As I walked along a slightly muddy footpath, just a few minutes from the tracks, I unexpectedly ran into a trio of deer. Coming to a grinding halt, I quickly changed lenses and snuck through the trees in my best Mohican impersonation, shadowing the animals for a while, careful not to cross an invisible boundary between tolerable annoyance and plain threat.

Snow lingered on the ground and the air was chilly. I had trouble imagining the flurry of activity, blazing furnaces, boats docking and men shouting that would have been the norm so long ago. Very few people around, on this twenty-first century afternoon, and only a couple of ruins remained to whisper about their past.

Old 1865 office building

I setup my tripod and shot a series of five-minute-long exposures, a timer ticking and my mind emptying itself of all things but the present, like an Imperial Cruiser dumping garbage before a hyperspace jump. Yes, that is a Star Wars reference. Then I bracketed for a while longer in an effort to win the tug-of-war opposing me this time, in the eternal fight for details, to a high-contrast abandoned old house and a stratospherically-deep blue sky.

Back in town, having missed my hourly train by the exact amount of time it took a poorly trained barista to summon the ingredients required for my latte, I strolled along to the Hudson where a cold wind blew chunks of ice downstream.
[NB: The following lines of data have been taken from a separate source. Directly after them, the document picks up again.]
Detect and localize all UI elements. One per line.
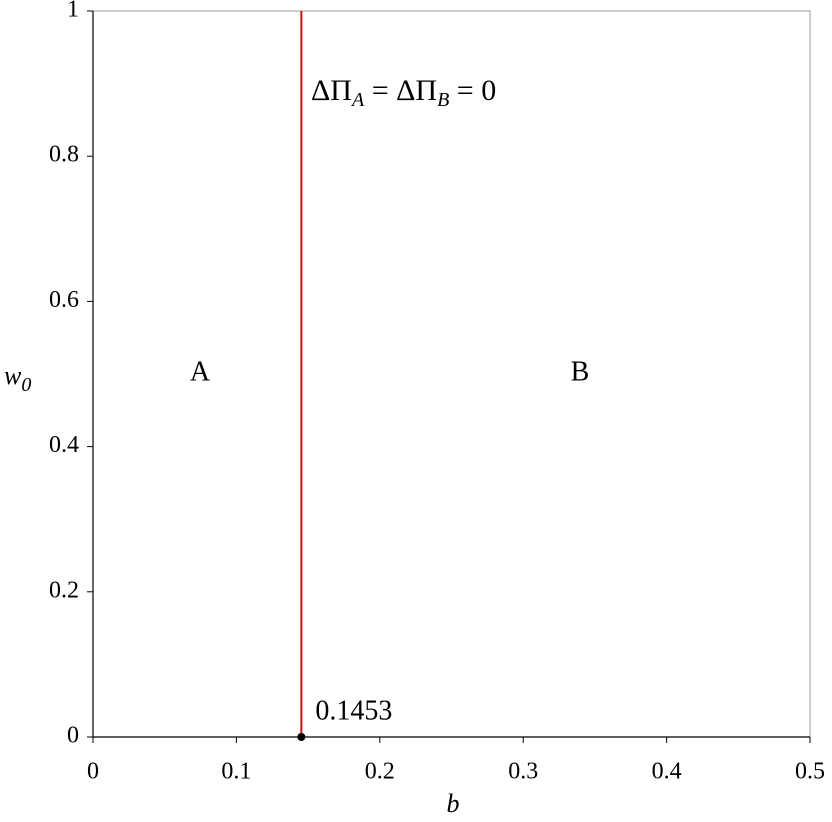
x-tick-label: 0.2 (365, 759, 395, 785)
x-tick-label: 0.5 (795, 759, 825, 785)
y-tick-label: 0 (67, 723, 79, 749)
y-axis-label-part: 0 (21, 374, 31, 396)
region-label: A (190, 356, 211, 387)
annotation-part: A (350, 89, 365, 111)
x-tick-label: 0 (87, 759, 99, 785)
x-tick-label: 0.4 (652, 759, 682, 785)
point (297, 733, 306, 741)
region-label: B (571, 356, 590, 387)
annotation-part: = ΔΠ (364, 74, 437, 107)
annotation-part: B (437, 89, 449, 111)
y-tick-label: 0.2 (49, 577, 79, 603)
x-axis-label: b (447, 789, 460, 818)
y-tick-label: 0.4 (49, 432, 79, 458)
annotation: ΔΠA = ΔΠB = 0 (311, 74, 496, 111)
annotation-part: = 0 (449, 74, 496, 107)
y-tick-label: 0.8 (49, 142, 79, 168)
x-tick-label: 0.3 (508, 759, 538, 785)
y-axis-label: w0 (4, 361, 31, 396)
x-tick-label: 0.1 (221, 759, 251, 785)
y-tick-label: 0.6 (49, 287, 79, 313)
y-axis-label-part: w (4, 361, 22, 390)
y-tick-label: 1 (67, 0, 79, 23)
annotation-part: ΔΠ (311, 74, 352, 107)
point-label: 0.1453 (315, 695, 392, 726)
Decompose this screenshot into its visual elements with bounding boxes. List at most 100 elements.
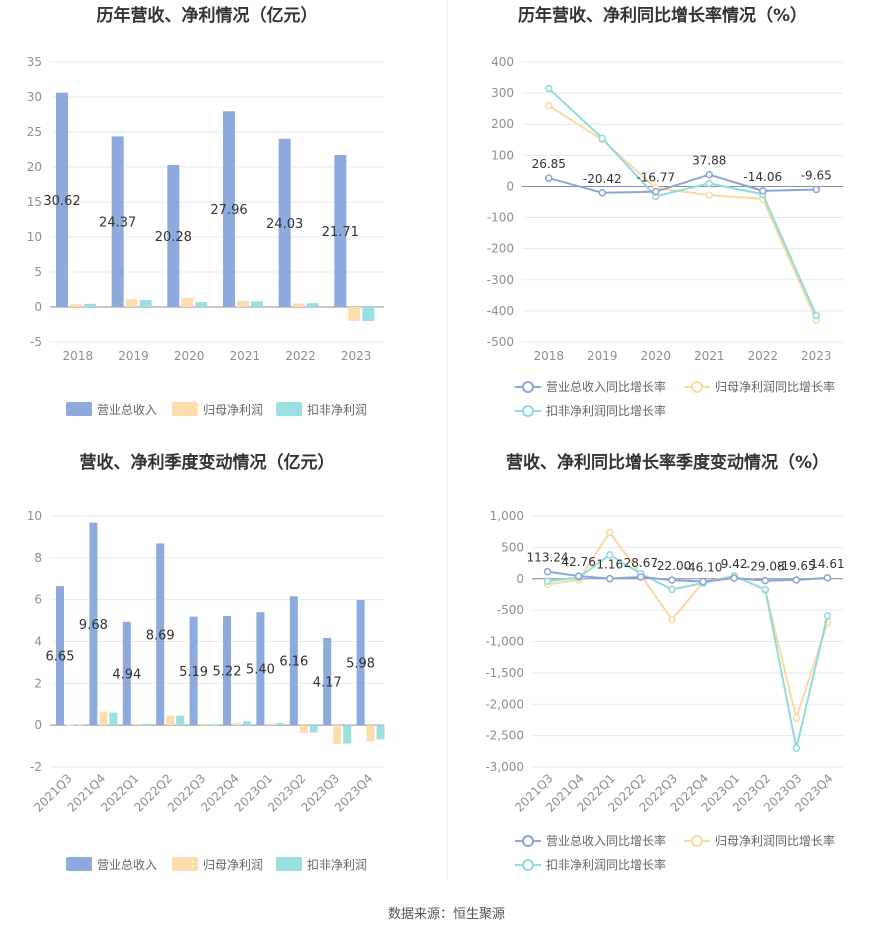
y-tick-label: -500 — [487, 335, 514, 349]
y-tick-label: 0 — [34, 718, 42, 732]
point-value-label: -22.00 — [653, 559, 692, 573]
point-value-label: 26.85 — [532, 157, 566, 171]
y-tick-label: 400 — [491, 55, 514, 69]
bar — [142, 723, 151, 726]
legend-label: 扣非净利润同比增长率 — [546, 857, 666, 872]
series-line — [548, 104, 818, 321]
data-point — [598, 189, 606, 197]
x-tick-label: 2018 — [533, 349, 564, 363]
y-tick-label: -1,000 — [485, 635, 524, 649]
data-point — [545, 101, 553, 110]
chart-title: 历年营收、净利同比增长率情况（%） — [518, 5, 807, 26]
bar-value-label: 5.98 — [346, 657, 375, 672]
bar — [166, 715, 175, 726]
bar — [66, 724, 74, 726]
bar — [237, 300, 249, 307]
point-value-label: 28.67 — [624, 556, 658, 570]
bar-value-label: 5.22 — [213, 665, 242, 680]
series-line — [547, 570, 828, 583]
bar-value-label: 9.68 — [79, 618, 108, 633]
series-line — [547, 530, 829, 722]
y-tick-label: 10 — [27, 509, 42, 523]
legend-marker — [691, 381, 703, 393]
bar — [256, 612, 265, 726]
bar — [89, 522, 98, 726]
data-point — [792, 714, 801, 722]
series-line — [547, 553, 829, 749]
bar — [223, 111, 235, 307]
legend-swatch — [172, 402, 198, 416]
bar-value-label: 30.62 — [43, 194, 80, 209]
data-point — [668, 585, 676, 594]
data-point — [668, 576, 676, 584]
bar-value-label: 5.19 — [179, 665, 208, 680]
legend-swatch — [66, 857, 92, 871]
data-point — [637, 573, 645, 581]
point-value-label: 14.61 — [810, 557, 844, 571]
y-tick-label: -3,000 — [485, 760, 524, 774]
y-tick-label: 1,000 — [490, 509, 524, 523]
y-tick-label: 100 — [491, 148, 514, 162]
legend-label: 营业总收入 — [97, 403, 157, 417]
data-point — [792, 576, 801, 584]
data-source-note: 数据来源：恒生聚源 — [387, 907, 505, 922]
bar — [343, 725, 352, 744]
bar-value-label: 20.28 — [155, 230, 192, 245]
bar — [195, 302, 208, 307]
data-point — [668, 615, 676, 624]
legend-label: 扣非净利润 — [307, 403, 367, 417]
series-line — [548, 173, 817, 194]
bar-value-label: 6.16 — [279, 655, 308, 670]
legend-label: 营业总收入 — [97, 858, 157, 872]
data-point — [543, 567, 552, 576]
y-tick-label: -400 — [487, 304, 514, 318]
x-tick-label: 2022 — [747, 349, 778, 363]
bar — [334, 155, 347, 307]
legend-label: 营业总收入同比增长率 — [546, 833, 666, 848]
data-point — [545, 174, 553, 182]
bar — [323, 637, 332, 726]
annual-growth-rate-chart: 历年营收、净利同比增长率情况（%） -500 -400 -300 -200 -100 0 10… — [487, 5, 843, 418]
bar — [111, 136, 124, 307]
legend-marker — [522, 405, 534, 417]
legend-swatch — [276, 857, 302, 871]
point-value-label: 37.88 — [692, 154, 726, 168]
y-tick-label: 35 — [27, 55, 42, 69]
y-tick-label: 15 — [27, 195, 42, 209]
data-point — [761, 585, 769, 594]
panel-divider — [447, 0, 448, 880]
y-tick-label: -2,000 — [485, 697, 524, 711]
data-point — [823, 612, 832, 620]
bar — [276, 723, 285, 726]
bar — [209, 724, 218, 726]
y-tick-label: 0 — [506, 179, 514, 193]
data-point — [574, 572, 583, 580]
legend-marker — [691, 835, 703, 847]
y-tick-label: 8 — [34, 551, 42, 565]
bar — [289, 596, 298, 726]
point-value-label: 113.24 — [527, 551, 569, 565]
y-tick-label: 2 — [34, 676, 42, 690]
bar-value-label: 6.65 — [46, 650, 75, 665]
data-point — [730, 574, 738, 582]
y-tick-label: -5 — [30, 335, 42, 349]
bar — [306, 303, 319, 307]
bar-value-label: 4.17 — [313, 676, 342, 691]
legend-label: 归母净利润同比增长率 — [715, 379, 835, 394]
point-value-label: 42.76 — [561, 555, 595, 569]
x-tick-label: 2020 — [640, 349, 671, 363]
x-tick-label: 2020 — [174, 349, 205, 363]
legend-swatch — [276, 402, 302, 416]
y-tick-label: 0 — [516, 572, 524, 586]
x-tick-label: 2023 — [341, 349, 372, 363]
bar — [156, 543, 165, 726]
bar — [356, 600, 365, 726]
y-tick-label: 6 — [34, 593, 42, 607]
bar — [122, 621, 131, 726]
bar — [366, 725, 375, 742]
bar-value-label: 8.69 — [146, 628, 175, 643]
bar — [333, 725, 342, 744]
x-tick-label: 2023 — [801, 349, 832, 363]
legend-label: 归母净利润 — [203, 403, 263, 417]
point-value-label: -46.10 — [684, 561, 723, 575]
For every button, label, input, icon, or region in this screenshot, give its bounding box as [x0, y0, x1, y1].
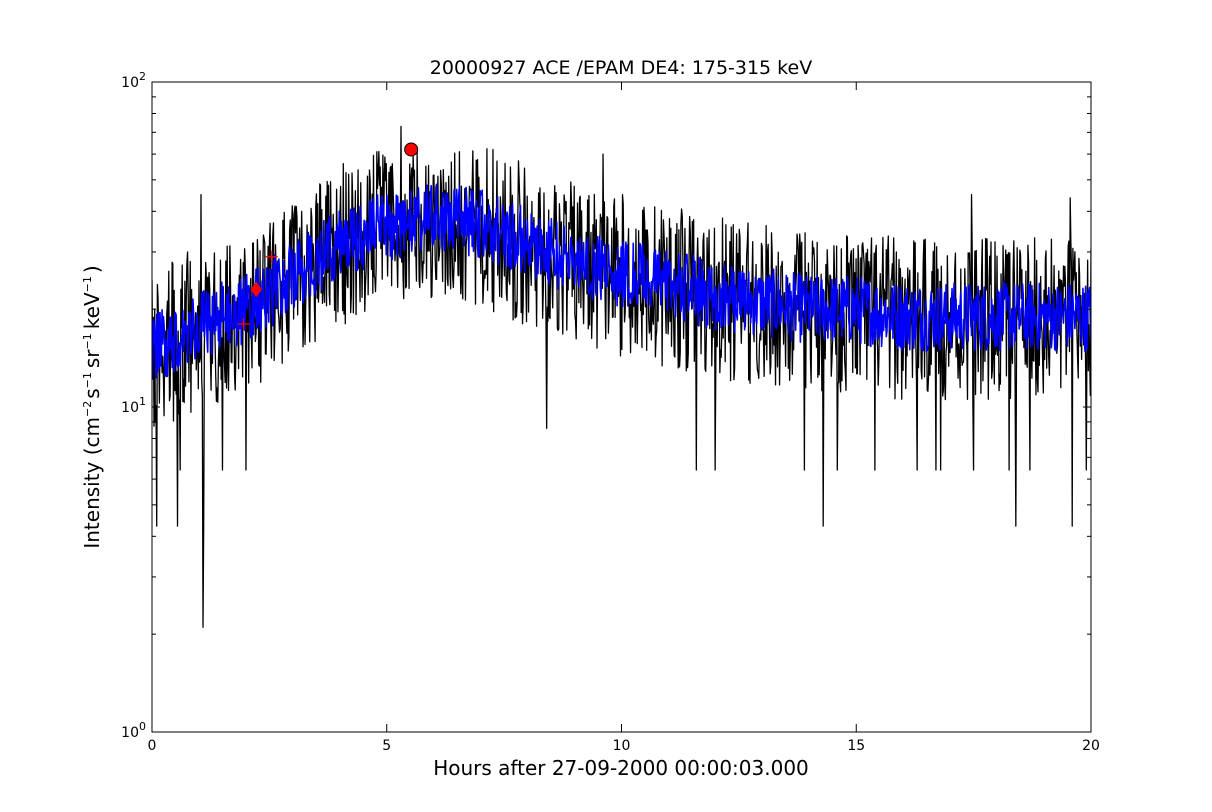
y-label-part3: sr — [80, 349, 104, 368]
marker-layer — [237, 142, 419, 331]
y-tick-base: 10 — [121, 725, 139, 741]
series-line-2 — [152, 183, 1091, 379]
marker-plus-3 — [265, 250, 278, 263]
x-axis: 0 5 10 15 20 — [148, 82, 1100, 754]
x-tick-label: 10 — [613, 738, 631, 754]
marker-plus-2 — [237, 318, 250, 331]
x-tick-label: 0 — [148, 738, 157, 754]
y-tick-label: 100 — [121, 720, 146, 741]
y-tick-base: 10 — [121, 75, 139, 91]
y-label-part2: s — [80, 388, 104, 398]
y-label-prefix: Intensity (cm — [80, 417, 104, 549]
y-tick-exponent: 1 — [139, 395, 146, 408]
y-tick-exponent: 2 — [139, 70, 146, 83]
x-tick-label: 15 — [847, 738, 865, 754]
x-axis-label: Hours after 27-09-2000 00:00:03.000 — [433, 756, 809, 780]
marker-diamond — [250, 281, 262, 298]
y-tick-base: 10 — [121, 400, 139, 416]
y-axis-label: Intensity (cm−2s−1sr−1keV−1) — [80, 265, 104, 548]
series-layer — [152, 125, 1091, 628]
y-label-suffix: ) — [80, 265, 104, 273]
y-tick-label: 101 — [121, 395, 146, 416]
x-tick-label: 20 — [1082, 738, 1100, 754]
series-line-1 — [152, 125, 1091, 628]
x-tick-label: 5 — [382, 738, 391, 754]
y-label-exp1: −2 — [81, 401, 94, 417]
y-label-exp4: −1 — [81, 276, 94, 292]
y-tick-exponent: 0 — [139, 720, 146, 733]
chart-title: 20000927 ACE /EPAM DE4: 175-315 keV — [430, 57, 812, 79]
marker-circle — [404, 142, 419, 157]
y-tick-label: 102 — [121, 70, 146, 91]
y-label-exp2: −1 — [81, 372, 94, 388]
y-label-part4: keV — [80, 292, 104, 329]
y-label-exp3: −1 — [81, 333, 94, 349]
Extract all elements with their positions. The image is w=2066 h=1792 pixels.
The ducks didn’t seem to mind, but then again better cold there than salted in prosciutto.

Ending up early on the station platform, I reflected on how easily accessible this little-known spot is, a mere hour away from the city’s exuberant madness, and how narrow the gap is between peace and folly.

A whistle finally blew, I stepped aboard, chose a westward window seat and let the hypnotic railroad song rock me back home, as the river shone yellow in the glare of a plunging sun.